Muhsinuddin Ahmad Dudu Miyan then had separated the Faraizi settlement into small units comprising 300 to 500 families and decreed a Gaon or ward Khalifah over each unit. Ten or more such units were classed together into a circle or Gird, which was placed under a Superintendent Khalifah. The Superintendent Khalifah was furnished with a peon and a piyadah or guard, who was despatched to and fro keeping contact with the Gaon Khalifaha on one hand and with the Ustad on the other. The Uparastha Khalifahs were consultants and experts to the Ustad and stayed back in Dudu Miyan`s company at Bahadurpur, the headquarters of the Faraizi movement.
The Gaon Khalifah represented himself as a community leader, whose duty was to circularise religious teaching, implement religious duties, preserve a prayer-hall, take care of the morals and parcel out justice by consulting with elders. He was also required to preserve a Maktab for preaching the Quran and elementary lessons to the children. The Superintendent Khalifah`s chief functions were to oversee the activities of the Gaon Khalifahs, take care of the well-being of the Faraizis of his Gird or jurisdiction, sermonise the fundamentals of religion and in particular, to sit as a Court of Appeal against the decisions of the Gaon Khalifahs, if any.

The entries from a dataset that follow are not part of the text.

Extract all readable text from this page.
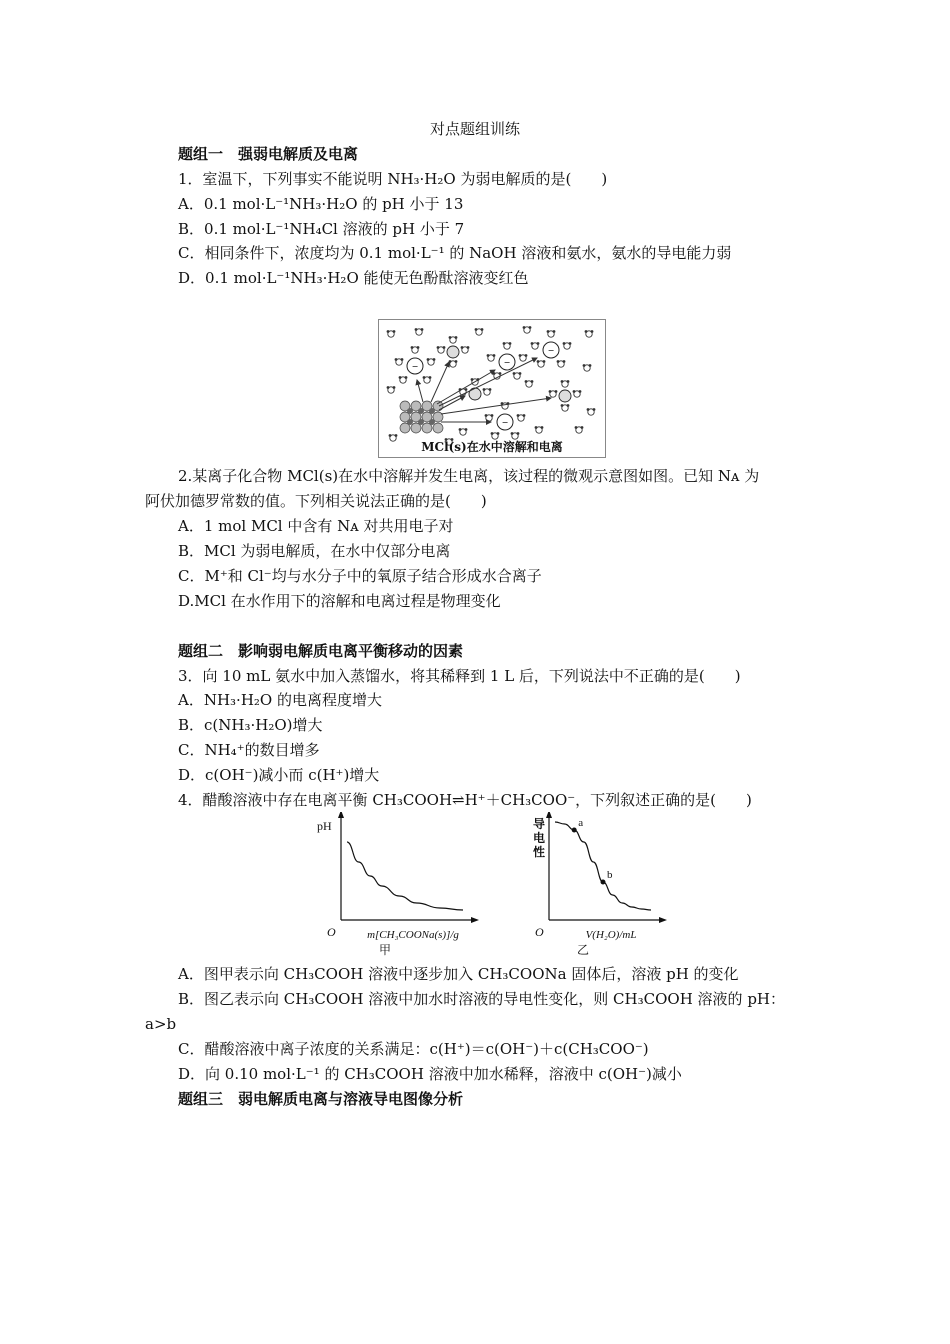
对点题组训练
题组一　 强弱电解质及电离
1．室温下，下列事实不能说明 NH₃·H₂O 为弱电解质的是(　　)
A．0.1 mol·L⁻¹NH₃·H₂O 的 pH 小于 13
B．0.1 mol·L⁻¹NH₄Cl 溶液的 pH 小于 7
C．相同条件下，浓度均为 0.1 mol·L⁻¹ 的 NaOH 溶液和氨水，氨水的导电能力弱
D．0.1 mol·L⁻¹NH₃·H₂O 能使无色酚酞溶液变红色
−	−
−
−
MCl(s)在水中溶解和电离
2.某离子化合物 MCl(s)在水中溶解并发生电离，该过程的微观示意图如图。已知 Nᴀ 为
阿伏加德罗常数的值。下列相关说法正确的是(　　)
A．1 mol MCl 中含有 Nᴀ 对共用电子对
B．MCl 为弱电解质，在水中仅部分电离
C．M⁺和 Cl⁻均与水分子中的氧原子结合形成水合离子
D.MCl 在水作用下的溶解和电离过程是物理变化
题组二　 影响弱电解质电离平衡移动的因素
3．向 10 mL 氨水中加入蒸馏水，将其稀释到 1 L 后，下列说法中不正确的是(　　)
A．NH₃·H₂O 的电离程度增大
B．c(NH₃·H₂O)增大
C．NH₄⁺的数目增多
D．c(OH⁻)减小而 c(H⁺)增大
4．醋酸溶液中存在电离平衡 CH₃COOH⇌H⁺＋CH₃COO⁻，下列叙述正确的是(　　)
O
pH
m[CH₃COONa(s)]/g
甲
a
b
O
导
电
性
V(H₂O)/mL
乙
A．图甲表示向 CH₃COOH 溶液中逐步加入 CH₃COONa 固体后，溶液 pH 的变化
B．图乙表示向 CH₃COOH 溶液中加水时溶液的导电性变化，则 CH₃COOH 溶液的 pH：
a>b
C．醋酸溶液中离子浓度的关系满足：c(H⁺)＝c(OH⁻)＋c(CH₃COO⁻)
D．向 0.10 mol·L⁻¹ 的 CH₃COOH 溶液中加水稀释，溶液中 c(OH⁻)减小
题组三　 弱电解质电离与溶液导电图像分析
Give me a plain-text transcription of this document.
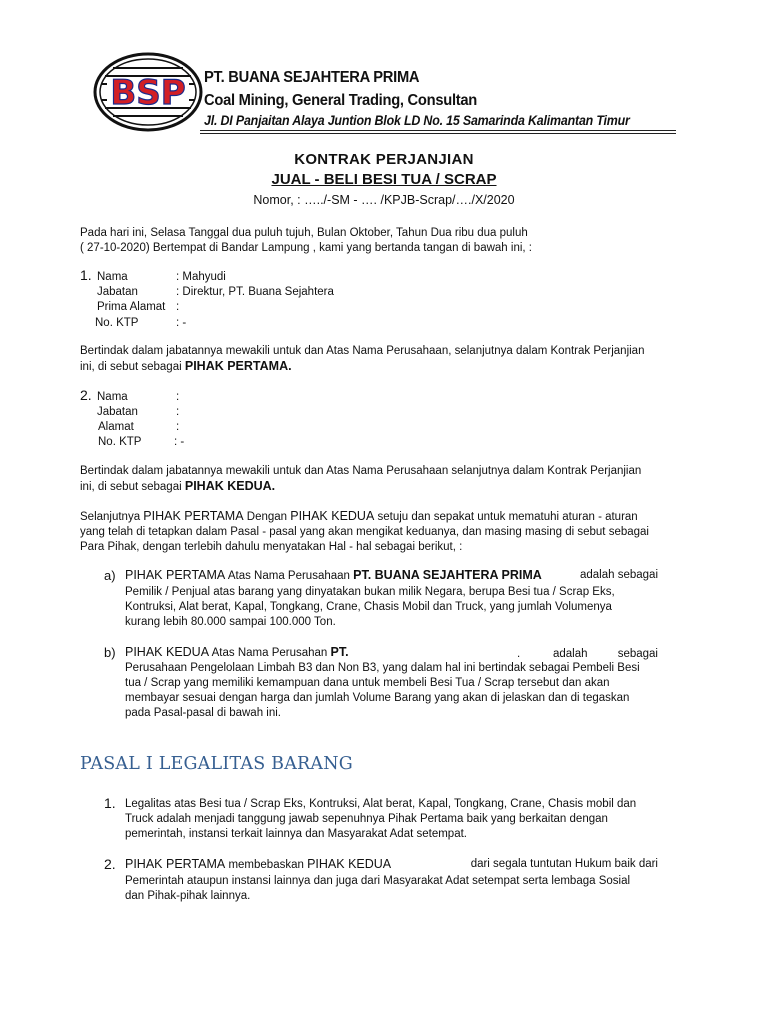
BSP PT. BUANA SEJAHTERA PRIMA
Coal Mining, General Trading, Consultan
Jl. DI Panjaitan Alaya Juntion Blok LD No. 15 Samarinda Kalimantan Timur
KONTRAK PERJANJIAN
JUAL - BELI BESI TUA / SCRAP
Nomor, : …../-SM - …. /KPJB-Scrap/…./X/2020
Pada hari ini, Selasa Tanggal dua puluh tujuh, Bulan Oktober, Tahun Dua ribu dua puluh
( 27-10-2020) Bertempat di Bandar Lampung , kami yang bertanda tangan di bawah ini, :
1. Nama	: Mahyudi
Jabatan	: Direktur, PT. Buana Sejahtera
Prima Alamat :
No. KTP	: -
Bertindak dalam jabatannya mewakili untuk dan Atas Nama Perusahaan, selanjutnya dalam Kontrak Perjanjian
ini, di sebut sebagai PIHAK PERTAMA.
2. Nama	:
Jabatan	:
Alamat	:
No. KTP	: -
Bertindak dalam jabatannya mewakili untuk dan Atas Nama Perusahaan selanjutnya dalam Kontrak Perjanjian
ini, di sebut sebagai PIHAK KEDUA.
Selanjutnya PIHAK PERTAMA Dengan PIHAK KEDUA setuju dan sepakat untuk mematuhi aturan - aturan
yang telah di tetapkan dalam Pasal - pasal yang akan mengikat keduanya, dan masing masing di sebut sebagai
Para Pihak, dengan terlebih dahulu menyatakan Hal - hal sebagai berikut, :
a) PIHAK PERTAMA Atas Nama Perusahaan PT. BUANA SEJAHTERA PRIMA	adalah sebagai
Pemilik / Penjual atas barang yang dinyatakan bukan milik Negara, berupa Besi tua / Scrap Eks,
Kontruksi, Alat berat, Kapal, Tongkang, Crane, Chasis Mobil dan Truck, yang jumlah Volumenya
kurang lebih 80.000 sampai 100.000 Ton.
b) PIHAK KEDUA Atas Nama Perusahan PT.	.	adalah	sebagai
Perusahaan Pengelolaan Limbah B3 dan Non B3, yang dalam hal ini bertindak sebagai Pembeli Besi
tua / Scrap yang memiliki kemampuan dana untuk membeli Besi Tua / Scrap tersebut dan akan
membayar sesuai dengan harga dan jumlah Volume Barang yang akan di jelaskan dan di tegaskan
pada Pasal-pasal di bawah ini.
PASAL I LEGALITAS BARANG
1. Legalitas atas Besi tua / Scrap Eks, Kontruksi, Alat berat, Kapal, Tongkang, Crane, Chasis mobil dan
Truck adalah menjadi tanggung jawab sepenuhnya Pihak Pertama baik yang berkaitan dengan
pemerintah, instansi terkait lainnya dan Masyarakat Adat setempat.
2. PIHAK PERTAMA membebaskan PIHAK KEDUA	dari segala tuntutan Hukum baik dari
Pemerintah ataupun instansi lainnya dan juga dari Masyarakat Adat setempat serta lembaga Sosial
dan Pihak-pihak lainnya.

In such cases, the Superintendent Khalifah heard the appeal sitting in a council of the Khalifahs of his Gird. In all affairs, religious as well as political, the decision of Dudu Miyan was final and as the ustad he also acted as the ultimate Court of Appeal
Succession
After the death of Haji Shariatullah in 1840, his only son Muhsinuddin Ahmad Dudu Miyan was heralded the chief of the Faraizi movement.[2] It was under Dudu Miyan`s leadership that the Faraizi movement took on agrarian disposition. He had machinated and masterminded the oppressed peasantry against the oppressive landlords. In trembling vengeance, the Hindu landlords and indigo planters tried to hold back Dudu Miyan by constituting false cases against him. But, he had turned so very iconic with the peasantry that in these several issued cases, courts hardly ever establish a witness against Dudu Miyan.[7]
Legacy
Palong thana of Madaripur, a district in the Dhaka Division of Bangladesh was named as Shariatpur District on the honor of Haji Shariatullah.[2]
References
- ↑ 1.0 1.1 1.2 1.3 1.4 Khan, Muin-ud-Din Ahmad. "Shariatullah, Haji". Banglapedia. Bangladesh Asiatic Society. Retrieved 20 February 2015.

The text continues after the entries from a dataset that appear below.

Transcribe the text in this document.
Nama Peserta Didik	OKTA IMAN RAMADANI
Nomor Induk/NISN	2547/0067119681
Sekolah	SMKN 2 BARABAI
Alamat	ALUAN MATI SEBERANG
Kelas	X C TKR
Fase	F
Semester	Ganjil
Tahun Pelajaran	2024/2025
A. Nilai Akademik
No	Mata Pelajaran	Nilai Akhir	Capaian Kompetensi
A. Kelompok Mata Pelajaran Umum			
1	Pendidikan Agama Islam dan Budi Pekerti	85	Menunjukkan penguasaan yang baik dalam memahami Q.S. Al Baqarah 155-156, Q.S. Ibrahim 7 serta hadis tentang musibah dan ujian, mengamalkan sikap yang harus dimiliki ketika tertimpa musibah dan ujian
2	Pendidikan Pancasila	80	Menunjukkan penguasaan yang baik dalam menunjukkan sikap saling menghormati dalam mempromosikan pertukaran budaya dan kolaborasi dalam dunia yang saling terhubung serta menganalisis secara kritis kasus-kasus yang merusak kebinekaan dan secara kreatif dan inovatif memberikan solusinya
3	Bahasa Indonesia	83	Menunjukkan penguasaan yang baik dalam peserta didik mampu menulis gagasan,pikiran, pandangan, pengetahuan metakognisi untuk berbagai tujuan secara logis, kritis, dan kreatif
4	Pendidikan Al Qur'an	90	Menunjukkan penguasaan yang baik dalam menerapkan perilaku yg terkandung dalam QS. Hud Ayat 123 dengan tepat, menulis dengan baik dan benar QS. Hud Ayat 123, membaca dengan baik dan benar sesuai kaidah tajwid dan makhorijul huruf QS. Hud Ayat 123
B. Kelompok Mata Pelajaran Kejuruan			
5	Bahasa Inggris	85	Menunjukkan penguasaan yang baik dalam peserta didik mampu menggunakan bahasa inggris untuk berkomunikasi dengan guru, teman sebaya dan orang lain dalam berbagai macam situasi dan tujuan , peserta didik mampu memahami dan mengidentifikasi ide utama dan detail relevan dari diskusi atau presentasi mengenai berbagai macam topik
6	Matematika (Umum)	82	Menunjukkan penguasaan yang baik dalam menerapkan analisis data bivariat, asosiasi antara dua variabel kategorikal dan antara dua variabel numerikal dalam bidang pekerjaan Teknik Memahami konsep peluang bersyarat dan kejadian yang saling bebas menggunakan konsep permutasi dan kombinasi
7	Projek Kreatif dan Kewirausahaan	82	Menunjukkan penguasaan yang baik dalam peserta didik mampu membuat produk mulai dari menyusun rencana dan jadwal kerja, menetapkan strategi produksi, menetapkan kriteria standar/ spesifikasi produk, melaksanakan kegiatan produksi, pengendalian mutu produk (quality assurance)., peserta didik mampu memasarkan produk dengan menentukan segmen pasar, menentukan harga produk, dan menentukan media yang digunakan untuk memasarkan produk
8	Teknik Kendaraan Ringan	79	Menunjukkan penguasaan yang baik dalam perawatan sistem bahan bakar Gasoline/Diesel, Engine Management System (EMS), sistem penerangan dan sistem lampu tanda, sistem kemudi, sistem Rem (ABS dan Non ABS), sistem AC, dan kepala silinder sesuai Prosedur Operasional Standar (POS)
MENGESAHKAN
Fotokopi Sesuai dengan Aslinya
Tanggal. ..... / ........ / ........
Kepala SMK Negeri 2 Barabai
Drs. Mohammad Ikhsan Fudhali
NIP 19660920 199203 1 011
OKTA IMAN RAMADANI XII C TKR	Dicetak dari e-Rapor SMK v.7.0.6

- ↑ 2.0 2.1 2.2 "Haji Shariatullah". Muslim Ummah of North America. Muslim Ummah of North America. Retrieved 22 February 2015.
- ↑ 3.0 3.1 Banu, Razia Akter (1992). Islam in Bangladesh. BRILL. pp. 35–37. ISBN 9004094970. Retrieved 13 March 2015.

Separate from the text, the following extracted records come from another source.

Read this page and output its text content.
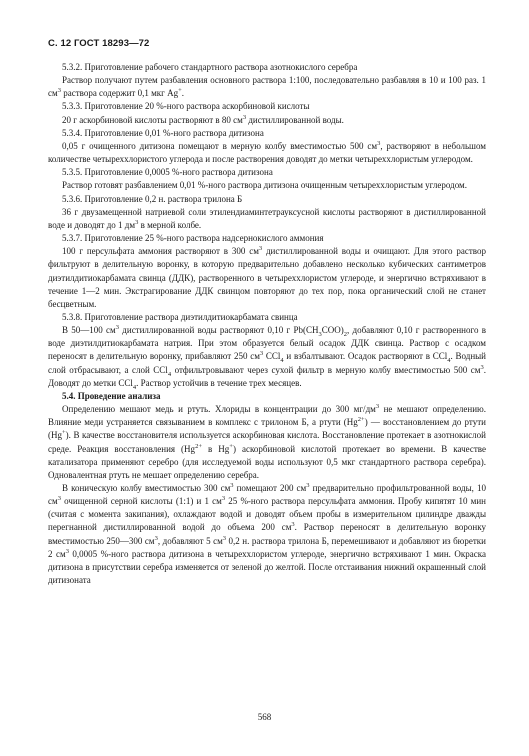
С. 12 ГОСТ 18293—72

5.3.2. Приготовление рабочего стандартного раствора азотнокислого серебра

Раствор получают путем разбавления основного раствора 1:100, последовательно разбавляя в 10 и 100 раз. 1 $см^3$ раствора содержит 0,1 мкг Ag+.

5.3.3. Приготовление 20 %-ного раствора аскорбиновой кислоты

20 г аскорбиновой кислоты растворяют в 80 $см^3$ дистиллированной воды.

5.3.4. Приготовление 0,01 %-ного раствора дитизона

0,05 г очищенного дитизона помещают в мерную колбу вместимостью 500 $см^3$, растворяют в небольшом количестве четыреххлористого углерода и после растворения доводят до метки четыреххлористым углеродом.

5.3.5. Приготовление 0,0005 %-ного раствора дитизона

Раствор готовят разбавлением 0,01 %-ного раствора дитизона очищенным четыреххлористым углеродом.

5.3.6. Приготовление 0,2 н. раствора трилона Б

36 г двузамещенной натриевой соли этилендиаминтетрауксусной кислоты растворяют в дистиллированной воде и доводят до 1 $дм^3$ в мерной колбе.

5.3.7. Приготовление 25 %-ного раствора надсернокислого аммония

100 г персульфата аммония растворяют в 300 $см^3$ дистиллированной воды и очищают. Для этого раствор фильтруют в делительную воронку, в которую предварительно добавлено несколько кубических сантиметров диэтилдитиокарбамата свинца (ДДК), растворенного в четыреххлористом углероде, и энергично встряхивают в течение 1—2 мин. Экстрагирование ДДК свинцом повторяют до тех пор, пока органический слой не станет бесцветным.

5.3.8. Приготовление раствора диэтилдитиокарбамата свинца

В 50—100 $см^3$ дистиллированной воды растворяют 0,10 г $Pb(CH_3COO)_2$, добавляют 0,10 г растворенного в воде диэтилдитиокарбамата натрия. При этом образуется белый осадок ДДК свинца. Раствор с осадком переносят в делительную воронку, прибавляют 250 $см^3$ CCl$_4$ и взбалтывают. Осадок растворяют в CCl$_4$. Водный слой отбрасывают, а слой CCl$_4$ отфильтровывают через сухой фильтр в мерную колбу вместимостью 500 $см^3$. Доводят до метки CCl$_4$. Раствор устойчив в течение трех месяцев.

5.4. Проведение анализа

Определению мешают медь и ртуть. Хлориды в концентрации до 300 $мг/дм^3$ не мешают определению. Влияние меди устраняется связыванием в комплекс с трилоном Б, а ртути $(Hg^{2+})$ — восстановлением до ртути (Hg+). В качестве восстановителя используется аскорбиновая кислота. Восстановление протекает в азотнокислой среде. Реакция восстановления ($Hg^{2+}$ в Hg+) аскорбиновой кислотой протекает во времени. В качестве катализатора применяют серебро (для исследуемой воды используют 0,5 мкг стандартного раствора серебра). Одновалентная ртуть не мешает определению серебра.

В коническую колбу вместимостью 300 $см^3$ помещают 200 $см^3$ предварительно профильтрованной воды, 10 $см^3$ очищенной серной кислоты (1:1) и 1 $см^3$ 25 %-ного раствора персульфата аммония. Пробу кипятят 10 мин (считая с момента закипания), охлаждают водой и доводят объем пробы в измерительном цилиндре дважды перегнанной дистиллированной водой до объема 200 $см^3$. Раствор переносят в делительную воронку вместимостью 250—300 $см^3$, добавляют 5 $см^3$ 0,2 н. раствора трилона Б, перемешивают и добавляют из бюретки 2 $см^3$ 0,0005 %-ного раствора дитизона в четыреххлористом углероде, энергично встряхивают 1 мин. Окраска дитизона в присутствии серебра изменяется от зеленой до желтой. После отстаивания нижний окрашенный слой дитизоната

568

- ↑ Hua, Shiping. Islam and Democratization in Asia. Aligarh: Cambria Press. p. 160. ISBN 9781621969006.
- ↑ "THE STORY OF PAKISTAN". Retrieved 12 March 2014.
- ↑ Uddin, Sufia M. (2006). Constructing Bangladesh: Religion, Ethnicity, and Language in an Islamic Nation. University of North Carolina Press. pp. 53–54.
- ↑ Khan, Muin-ud-Din Ahmad. "Dudu Miyan". Banglapedia. Bangladesh Asiatic Society.